The Jacksonville Jaguars signed veteran defensive end Chris Clemons virtually instantly after he was released by the Seattle Seahawks in a cap cutting move over the 2014 NFL offseason, but Monday was the first day he showed up to organized team activities (OTAs), missing the first three practices a week ago with some personal issues.
Those issues are gone however and Clemons is out on the field, feeling healthy as he's ever been.
"It doesn’t bother me," Clemons told media after practice when asked about his knee. "If you go back and watch film last year towards the end of the season you can tell I was already back to where I was the year before. So I don’t worry about the knee. I still take care of it every day. But other than that it doesn’t bother me at all."
The Jaguars gave Clemons, 32, a decent sized deal (4 years, $17.5 million) when he hit the free agent market, as the team desperately needed an injection of talent to the LEO end position and to the pass rush in general. While Clemons is in the later stages of his career, he was still an effective pass rusher last season, especially towards the end of the season when he began to gain more confidence in his surgically repaired knee.
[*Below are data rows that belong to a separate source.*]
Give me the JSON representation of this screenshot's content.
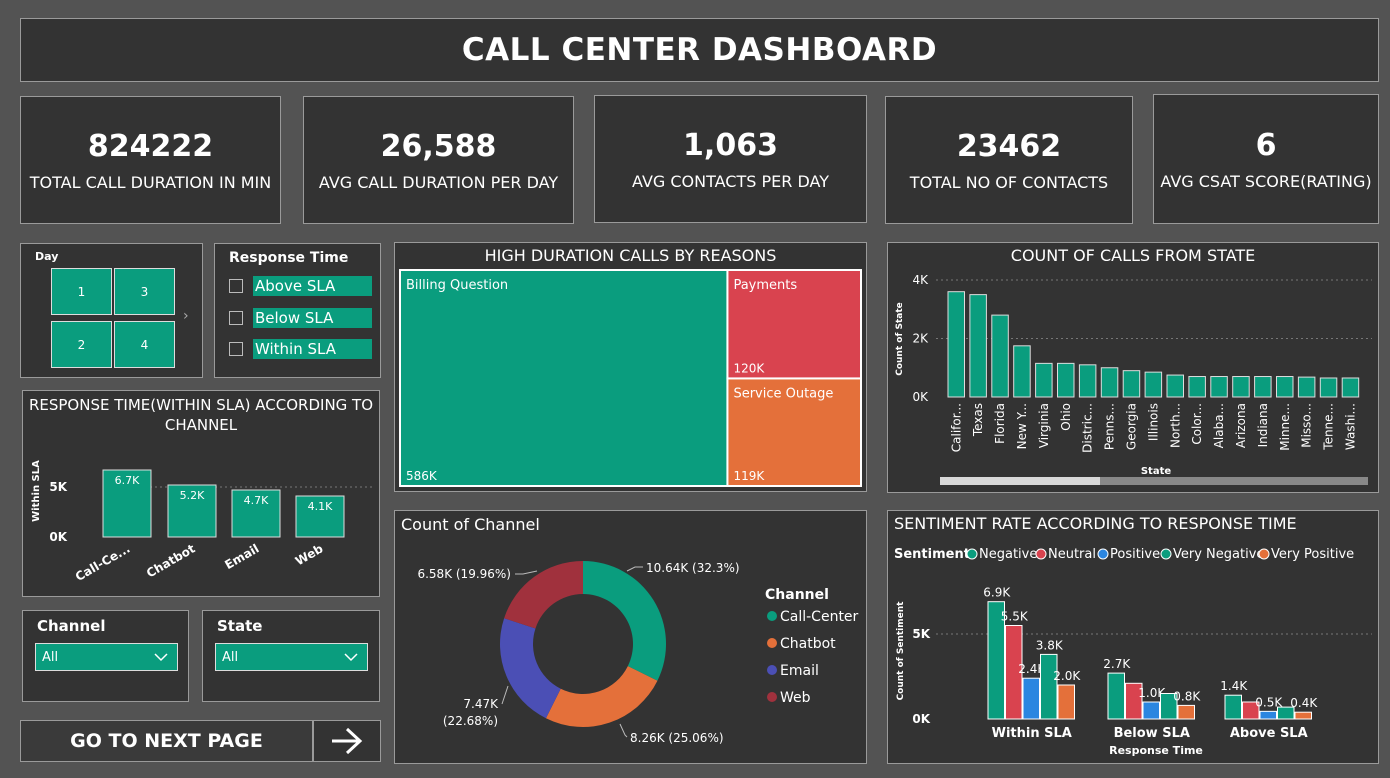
{
  "title": "CALL CENTER DASHBOARD",
  "kpis": [
    {
      "value": "824222",
      "label": "TOTAL CALL DURATION IN MIN"
    },
    {
      "value": "26,588",
      "label": "AVG CALL DURATION PER DAY"
    },
    {
      "value": "1,063",
      "label": "AVG CONTACTS  PER DAY"
    },
    {
      "value": "23462",
      "label": "TOTAL NO OF CONTACTS"
    },
    {
      "value": "6",
      "label": "AVG CSAT SCORE(RATING)"
    }
  ],
  "day_slicer": {
    "header": "Day",
    "items": [
      "1",
      "3",
      "2",
      "4"
    ]
  },
  "response_slicer": {
    "header": "Response Time",
    "items": [
      "Above SLA",
      "Below SLA",
      "Within SLA"
    ]
  },
  "channel_filter": {
    "header": "Channel",
    "value": "All"
  },
  "state_filter": {
    "header": "State",
    "value": "All"
  },
  "next_button": {
    "label": "GO TO NEXT PAGE"
  },
  "colors": {
    "teal": "#0a9d7e",
    "red": "#d9434f",
    "orange": "#e4703a",
    "blue": "#4b4fb5",
    "darkred": "#a0313d",
    "sky": "#2b86e0",
    "bg": "#333333"
  },
  "chart_data": [
    {
      "id": "sla_channel",
      "type": "bar",
      "title": "RESPONSE TIME(WITHIN SLA) ACCORDING TO CHANNEL",
      "ylabel": "Within SLA",
      "categories": [
        "Call-Ce...",
        "Chatbot",
        "Email",
        "Web"
      ],
      "values": [
        6.7,
        5.2,
        4.7,
        4.1
      ],
      "data_labels": [
        "6.7K",
        "5.2K",
        "4.7K",
        "4.1K"
      ],
      "yticks": [
        "0K",
        "5K"
      ],
      "ylim": [
        0,
        7
      ]
    },
    {
      "id": "treemap",
      "type": "treemap",
      "title": "HIGH DURATION CALLS BY REASONS",
      "categories": [
        "Billing Question",
        "Payments",
        "Service Outage"
      ],
      "values": [
        586,
        120,
        119
      ],
      "data_labels": [
        "586K",
        "120K",
        "119K"
      ]
    },
    {
      "id": "state_calls",
      "type": "bar",
      "title": "COUNT OF CALLS FROM STATE",
      "xlabel": "State",
      "ylabel": "Count of State",
      "categories": [
        "Califor...",
        "Texas",
        "Florida",
        "New Y...",
        "Virginia",
        "Ohio",
        "Distric...",
        "Penns...",
        "Georgia",
        "Illinois",
        "North...",
        "Color...",
        "Alaba...",
        "Arizona",
        "Indiana",
        "Minne...",
        "Misso...",
        "Tenne...",
        "Washi..."
      ],
      "values": [
        3600,
        3500,
        2800,
        1750,
        1150,
        1150,
        1100,
        1000,
        900,
        850,
        750,
        700,
        700,
        700,
        700,
        700,
        680,
        650,
        650
      ],
      "yticks": [
        "0K",
        "2K",
        "4K"
      ],
      "ylim": [
        0,
        4000
      ]
    },
    {
      "id": "channel_donut",
      "type": "pie",
      "title": "Count of Channel",
      "legend_title": "Channel",
      "categories": [
        "Call-Center",
        "Chatbot",
        "Email",
        "Web"
      ],
      "values": [
        10.64,
        8.26,
        7.47,
        6.58
      ],
      "percents": [
        32.3,
        25.06,
        22.68,
        19.96
      ],
      "data_labels": [
        "10.64K (32.3%)",
        "8.26K (25.06%)",
        "7.47K",
        "(22.68%)",
        "6.58K (19.96%)"
      ]
    },
    {
      "id": "sentiment",
      "type": "bar",
      "title": "SENTIMENT RATE ACCORDING TO RESPONSE TIME",
      "legend_title": "Sentiment",
      "xlabel": "Response Time",
      "ylabel": "Count of Sentiment",
      "categories": [
        "Within SLA",
        "Below SLA",
        "Above SLA"
      ],
      "series": [
        {
          "name": "Negative",
          "values": [
            6.9,
            2.7,
            1.4
          ],
          "labels": [
            "6.9K",
            "2.7K",
            "1.4K"
          ]
        },
        {
          "name": "Neutral",
          "values": [
            5.5,
            2.1,
            1.0
          ],
          "labels": [
            "5.5K",
            "",
            ""
          ]
        },
        {
          "name": "Positive",
          "values": [
            2.4,
            1.0,
            0.45
          ],
          "labels": [
            "2.4K",
            "1.0K",
            "0.5K"
          ]
        },
        {
          "name": "Very Negative",
          "values": [
            3.8,
            1.5,
            0.7
          ],
          "labels": [
            "3.8K",
            "",
            ""
          ]
        },
        {
          "name": "Very Positive",
          "values": [
            2.0,
            0.8,
            0.4
          ],
          "labels": [
            "2.0K",
            "0.8K",
            "0.4K"
          ]
        }
      ],
      "yticks": [
        "0K",
        "5K"
      ],
      "ylim": [
        0,
        7.5
      ]
    }
  ]
}
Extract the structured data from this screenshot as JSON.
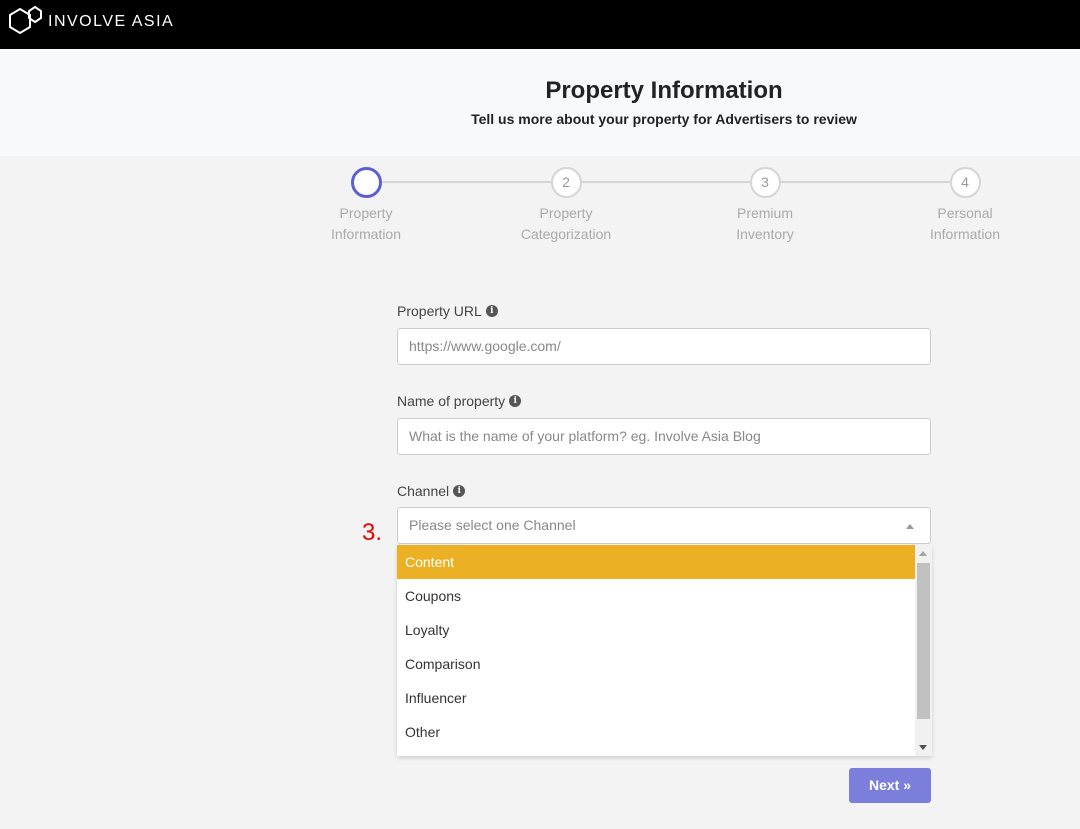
{
  "header": {
    "brand": "INVOLVE ASIA"
  },
  "hero": {
    "title": "Property Information",
    "subtitle": "Tell us more about your property for Advertisers to review"
  },
  "steps": [
    {
      "number": "",
      "label1": "Property",
      "label2": "Information",
      "active": true
    },
    {
      "number": "2",
      "label1": "Property",
      "label2": "Categorization"
    },
    {
      "number": "3",
      "label1": "Premium",
      "label2": "Inventory"
    },
    {
      "number": "4",
      "label1": "Personal",
      "label2": "Information"
    }
  ],
  "form": {
    "url": {
      "label": "Property URL",
      "placeholder": "https://www.google.com/"
    },
    "name": {
      "label": "Name of property",
      "placeholder": "What is the name of your platform? eg. Involve Asia Blog"
    },
    "channel": {
      "label": "Channel",
      "placeholder": "Please select one Channel",
      "options": [
        "Content",
        "Coupons",
        "Loyalty",
        "Comparison",
        "Influencer",
        "Other"
      ],
      "highlighted": "Content"
    }
  },
  "annotation": "3.",
  "next_label": "Next »",
  "colors": {
    "accent": "#5c5fd0",
    "button": "#7b7fdb",
    "highlight": "#ecb025",
    "annotation": "#ee0000"
  }
}
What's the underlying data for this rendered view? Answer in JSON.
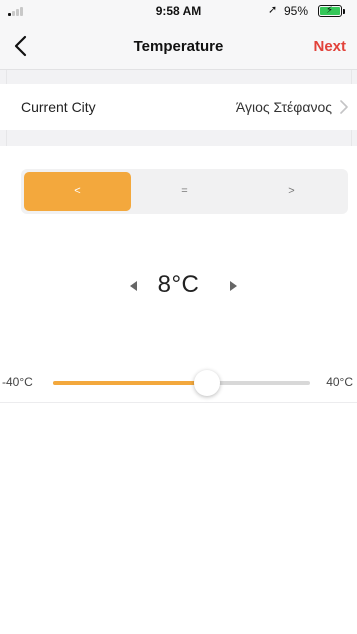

Now that Clemons has reported and in practice, he wants to bring that same mindset the Seahawks not only had when they went on to win the Super Bowl, but in turning the Seahawks to a perennial top flight team in the NFL.
"You want to bring that winning tradition here," Clemons said at his post-practice press conference. "Jacksonville is long overdue. It’s a group of young guys, and you always want to raise them and watch them grow as you watch the team grow. Gus being a young head coach, a lot of the guys being young players, and myself and (inaudible) being veteran players- it’s an easy process but at the same time you’re getting them to understand how to play the game."
Clemons is going to be expected to be a productive pass rusher for the Jaguars, just like he was for the Seahawks the past five seasons.